Despite the challenging landscape, the air cargo industry is exploring strategies to adapt, while hoping for policy resolution. And, new opportunities may emerge through expansion into additional global markets and premium air cargo pricing, according to datasets released by Cassel Salpeter & Co.

Key takeaways:

  • Air freight operators might take proactive measures to mitigate tariff impacts by relocating or onshoring some of their operations and adopting hybrid models that combine direct air fulfillment with pre-stocked forward warehouses in key markets. This approach has the potential to establish new partnerships with countries that can reach negotiated settlements and reduced tariffs, which could diversify existing freight routes and generate additional business for air freight carriers.
  • U.S.-based cargo airlines are actively seeking ways to offset higher import costs. Lower fuel prices can provide relief if demand remains stable, while rising jet fuel prices allow airlines to implement fuel surcharges that typically include profits above actual costs.
  • Another cost-reduction opportunity involves consolidating air and ocean shipments under single customs entries, potentially reducing customs brokerage and government processing fees per shipment.
  • The International Air Transport Association (IATA) downgraded its 2025 guidance for air cargo demand from its 5.8% growth forecast, issued December 2024, to a revised forecast of near-zero growth for the year. This represents a significant reversal for an industry where air cargo volume for passenger and all-cargo airlines grew 12% in 2024, reaching all-time highs.
  • Air cargo volumes in the United States through May have declined approximately 25%, year-over-year, per estimates from freight forwarders and customs brokers. The decline has accelerated since May 2, when the de minimis exemption ended for goods from China. Since the Trump administration announced reciprocal tariffs in April, China-U.S. cargo volumes have dropped by up to 60%. Tariffs have severely impacted e-commerce bookings, which fell approximately 50% in May 2025.
  • The daily number of trans-Pacific air freighters arriving at the Top 18 U.S. airports has decreased by approximately 30% since April, according to Cirrus Global Advisors. Current forecasts suggest the air cargo market could experience a continued downturn in the second half of the year due to the persistence of new U.S.-imposed tariffs and potential retaliatory measures taken by other countries.
  • The impact of new U.S. tariff policy will extend far beyond immediate cost pressures; new trade policy aims to transform international trade and recast global trade routes. As a result, the tariffs have been particularly destabilizing to the airfreight industry, driving price volatility and forcing comprehensive route planning overhauls, particularly within the e-commerce sector.
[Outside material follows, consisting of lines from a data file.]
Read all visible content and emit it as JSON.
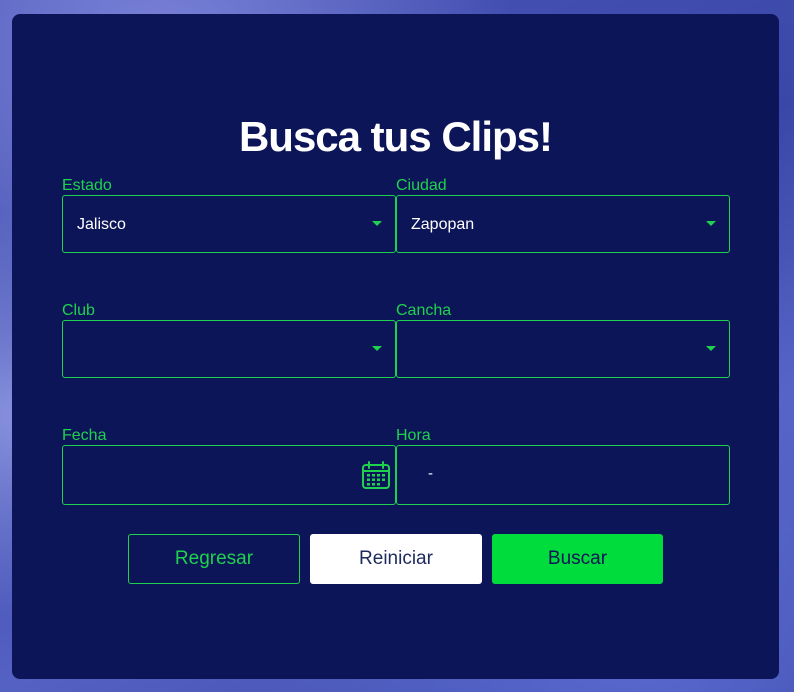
{
  "form": {
    "title": "Busca tus Clips!",
    "estado": {
      "label": "Estado",
      "value": "Jalisco"
    },
    "ciudad": {
      "label": "Ciudad",
      "value": "Zapopan"
    },
    "club": {
      "label": "Club",
      "value": ""
    },
    "cancha": {
      "label": "Cancha",
      "value": ""
    },
    "fecha": {
      "label": "Fecha",
      "value": ""
    },
    "hora": {
      "label": "Hora",
      "value": "-"
    }
  },
  "buttons": {
    "back_label": "Regresar",
    "reset_label": "Reiniciar",
    "search_label": "Buscar"
  },
  "colors": {
    "card_background": "#0b1558",
    "accent_green": "#1fd24e",
    "primary_button": "#00dc3c",
    "text_white": "#ffffff"
  },
  "icons": {
    "dropdown": "chevron-down-icon",
    "date": "calendar-icon"
  }
}
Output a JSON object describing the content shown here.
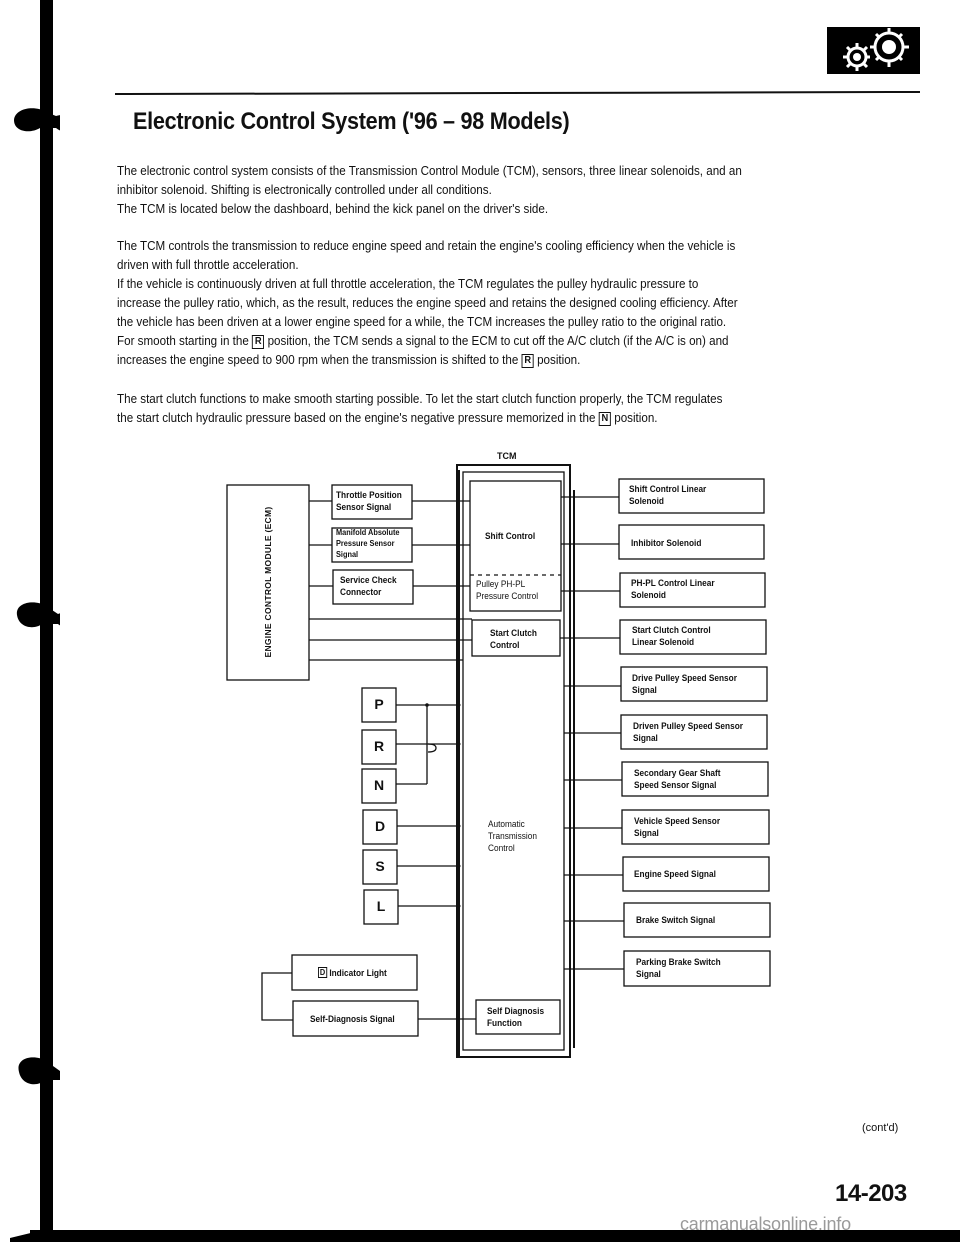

  • The elimination of the $800 de minimis exception for imported goods, combined with increased tariffs, is expected to send air cargo volumes plummeting for low-value e-commerce shipments. With de minimis exemptions unlikely to return, Chinese e-commerce leaders now send products into the United States via bulk sea freight shipments to U.S.-based warehouses and distribution centers, abandoning their use of individual air shipments for direct-to-consumer fulfilment that previously drove cargo aviation growth.
  • The air cargo sector faces major headwinds within this evolving tariff environment. Cargo airlines must navigate an increasingly complex landscape of disrupted trade flows as manufacturers and retailers reconfigure supply chains in response to new levies. This will reshape network planning, capacity deployment, and aircraft acquisition strategies as carriers adapt to altered trade routes and cargo volumes.
  • The implications of new trade policies are concerning and include declining demand for freighter aircraft and fleet expansion. This may be amplified by a downturn in freighter conversions, driven by rising component costs and procurement delays. Dedicated freighters increasingly dominate global trade volume over passenger aircraft belly cargo; volatility in the freighter market can drive significant systemic impacts.